# Core i-CPU austauschen



## joffal (26. Februar 2011)

Moin

ich hab ein ASUS-Lappi mit einem i3 330M und wollte ihn nun gegen einen i5 460M oder einen i5 560M tauschen. 
Ist das problemlos möglich, oder kann es dann Probleme mit der internen Stromversorgung (externes Netzteil 95W, ausreichend!), dem BIOS oder der Kühlung  oder sonstwas geben?

Dass die Garantie verfliegt ist mir eh klar 

mfg 
joffal


----------



## Gast20141208 (26. Februar 2011)

Probleme mit der Kühlung wirst du nur bekommen, wenn die TDP höher ist. 
Möglich, dass die Stromversorgung nicht passt. 

Möglich, dass die CPU verlötet ist.


----------



## joffal (26. Februar 2011)

mkay... TDP werde ich gleich mal vergleichen, ansonsten läuft der Lüfter halt dauerhaft und ich besorb mir noch einen Notebookkühler.
Verlötet sind die CPUs nicht, da hab ich ja schon nachgesehen 

also die beiden/drei CPUs sind alle Pinkompatibel das müsste dann doch eigentlich heißen, dass auch dort genormte Ströme etc. angelegt sind


----------



## Superwip (26. Februar 2011)

1) Die TDP des i3 330M beträgt 35W und ist damit ganauso hoch wie die aller (nicht LV-) Dualcore Core-i CPUs; Stromversorgung und Kühlung sollten daher kein Problem sein, zumindestens solange du nicht zu einem Quadcore i7 greifen willst (wobei auch das durchaus noch gutgehen kann; hier kann eher die wegfallende IGP zum Problem werden)
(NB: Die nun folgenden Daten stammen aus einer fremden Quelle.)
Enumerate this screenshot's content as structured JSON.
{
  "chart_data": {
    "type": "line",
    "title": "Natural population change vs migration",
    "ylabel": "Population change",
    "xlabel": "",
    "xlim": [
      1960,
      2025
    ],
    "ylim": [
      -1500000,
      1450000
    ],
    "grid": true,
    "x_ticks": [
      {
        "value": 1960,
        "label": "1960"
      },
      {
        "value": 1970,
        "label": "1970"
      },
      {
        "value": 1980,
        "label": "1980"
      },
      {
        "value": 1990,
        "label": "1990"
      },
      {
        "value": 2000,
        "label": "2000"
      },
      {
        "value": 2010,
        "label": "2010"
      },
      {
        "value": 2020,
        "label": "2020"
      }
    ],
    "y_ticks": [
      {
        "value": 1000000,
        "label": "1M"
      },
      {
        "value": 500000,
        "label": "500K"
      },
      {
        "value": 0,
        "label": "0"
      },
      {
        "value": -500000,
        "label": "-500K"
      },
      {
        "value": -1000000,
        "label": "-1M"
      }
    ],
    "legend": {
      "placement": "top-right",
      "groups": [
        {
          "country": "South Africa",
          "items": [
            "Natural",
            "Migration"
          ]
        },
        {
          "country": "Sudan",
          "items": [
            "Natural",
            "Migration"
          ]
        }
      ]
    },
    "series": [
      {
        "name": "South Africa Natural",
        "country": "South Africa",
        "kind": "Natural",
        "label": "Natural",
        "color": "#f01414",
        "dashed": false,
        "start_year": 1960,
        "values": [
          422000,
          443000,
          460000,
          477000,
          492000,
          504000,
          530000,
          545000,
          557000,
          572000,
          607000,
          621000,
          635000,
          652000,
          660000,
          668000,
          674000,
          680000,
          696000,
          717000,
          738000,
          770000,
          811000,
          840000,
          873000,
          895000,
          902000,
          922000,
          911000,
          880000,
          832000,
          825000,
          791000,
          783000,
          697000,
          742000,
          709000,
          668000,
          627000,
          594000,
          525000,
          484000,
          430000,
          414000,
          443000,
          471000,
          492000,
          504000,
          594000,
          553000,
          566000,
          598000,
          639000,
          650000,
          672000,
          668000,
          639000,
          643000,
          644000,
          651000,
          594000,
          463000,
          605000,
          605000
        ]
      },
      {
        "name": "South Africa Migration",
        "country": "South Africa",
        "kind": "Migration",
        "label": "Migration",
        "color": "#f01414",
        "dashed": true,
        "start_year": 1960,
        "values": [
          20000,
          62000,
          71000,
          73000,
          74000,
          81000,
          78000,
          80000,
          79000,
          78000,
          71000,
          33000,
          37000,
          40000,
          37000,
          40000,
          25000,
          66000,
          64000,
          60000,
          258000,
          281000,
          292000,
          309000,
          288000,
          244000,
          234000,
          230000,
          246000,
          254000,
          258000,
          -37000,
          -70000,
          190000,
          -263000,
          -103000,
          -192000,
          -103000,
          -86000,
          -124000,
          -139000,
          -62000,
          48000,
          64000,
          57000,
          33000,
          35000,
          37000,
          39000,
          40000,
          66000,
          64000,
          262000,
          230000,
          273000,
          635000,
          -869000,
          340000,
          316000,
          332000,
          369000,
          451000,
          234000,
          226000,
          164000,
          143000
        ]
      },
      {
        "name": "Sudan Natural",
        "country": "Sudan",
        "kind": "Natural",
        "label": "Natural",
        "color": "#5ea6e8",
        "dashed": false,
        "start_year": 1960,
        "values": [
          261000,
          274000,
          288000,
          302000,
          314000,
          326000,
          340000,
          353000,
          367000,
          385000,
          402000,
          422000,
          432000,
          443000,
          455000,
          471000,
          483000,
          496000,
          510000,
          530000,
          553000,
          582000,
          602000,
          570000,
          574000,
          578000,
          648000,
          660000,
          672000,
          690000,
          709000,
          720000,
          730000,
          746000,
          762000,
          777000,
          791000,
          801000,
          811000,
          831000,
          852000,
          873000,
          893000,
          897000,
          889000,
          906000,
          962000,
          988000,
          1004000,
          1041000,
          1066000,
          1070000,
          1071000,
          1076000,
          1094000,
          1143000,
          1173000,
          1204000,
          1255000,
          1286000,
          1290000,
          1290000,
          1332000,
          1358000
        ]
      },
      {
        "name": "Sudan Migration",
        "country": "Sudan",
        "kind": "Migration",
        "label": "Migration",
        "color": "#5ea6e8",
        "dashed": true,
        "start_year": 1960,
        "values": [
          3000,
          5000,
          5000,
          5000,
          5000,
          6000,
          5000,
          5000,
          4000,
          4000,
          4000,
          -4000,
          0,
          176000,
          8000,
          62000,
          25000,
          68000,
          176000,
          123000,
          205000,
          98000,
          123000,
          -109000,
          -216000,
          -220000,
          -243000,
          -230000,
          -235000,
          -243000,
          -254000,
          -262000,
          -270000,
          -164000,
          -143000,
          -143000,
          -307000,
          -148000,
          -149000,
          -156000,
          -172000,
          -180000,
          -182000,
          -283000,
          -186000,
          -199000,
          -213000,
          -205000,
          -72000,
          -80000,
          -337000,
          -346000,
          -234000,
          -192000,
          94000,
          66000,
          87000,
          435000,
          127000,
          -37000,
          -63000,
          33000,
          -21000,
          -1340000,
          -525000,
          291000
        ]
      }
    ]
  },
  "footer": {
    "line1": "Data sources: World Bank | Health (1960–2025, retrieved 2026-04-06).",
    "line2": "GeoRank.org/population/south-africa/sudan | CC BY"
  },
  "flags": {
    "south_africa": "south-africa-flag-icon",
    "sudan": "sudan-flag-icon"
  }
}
2) Achtung: es gibt zwei verschiedene Sockel bei Intel Mobil CPUs der Nehalem Generation: den PGA 988 und den BGA 1288; die CPUs sind natürlich nur mit einem der Sockel kompatibel; Sandy Bridge CPUs sind nicht kompatibel

Wie der Name schon sagt sind die BGA CPUs am Sockel festgelötet, was ein Tauschen schwierig und relativ aufwendig macht

Die Sockelversion sollte man mit CPU-Z auslesen können, der BGA Sockel ist aber relativ selten


----------



## joffal (27. Februar 2011)

hmm.. also die CPUs austauschen sollte nun kein Problem darstellen. Ich kann ja einfach die Boxed-Variante kaufen und einbauen.
Dann noch ne Frage: Werde ich dann einen neuen Treiber installiern ,müssen? (hab noch (!) Win XP) Weil eigentlich sollte die CPU keinen neuen Treiber erfordern und die GMA ist bei beiden ja auch gleich .....


----------



## Superwip (27. Februar 2011)

1) Wenn das Notebook einen BGA Sockel hat (was unwahrscheinlich ist) musst du auf jeden Fall löten

2) nein, du musst keine neuen Treiber installieren; unabhängig davon würde ich mich aber langsam von XP als primäres System trennen...


----------



## joffal (27. Februar 2011)

Superwip schrieb:


> 1) Wenn das Notebook einen BGA Sockel hat (was unwahrscheinlich ist) musst du auf jeden Fall löten
> 
> 2) nein, du musst keine neuen Treiber installieren; unabhängig davon würde ich mich aber langsam von XP als primäres System trennen...


 
@2: jo, mkay! Das mit dem Umsteigen auf Win7 hör ich ständig 
Aber ich weiß nicht, ob jetzt schon, oder ob ich erst noch auf Win8 warten sollte....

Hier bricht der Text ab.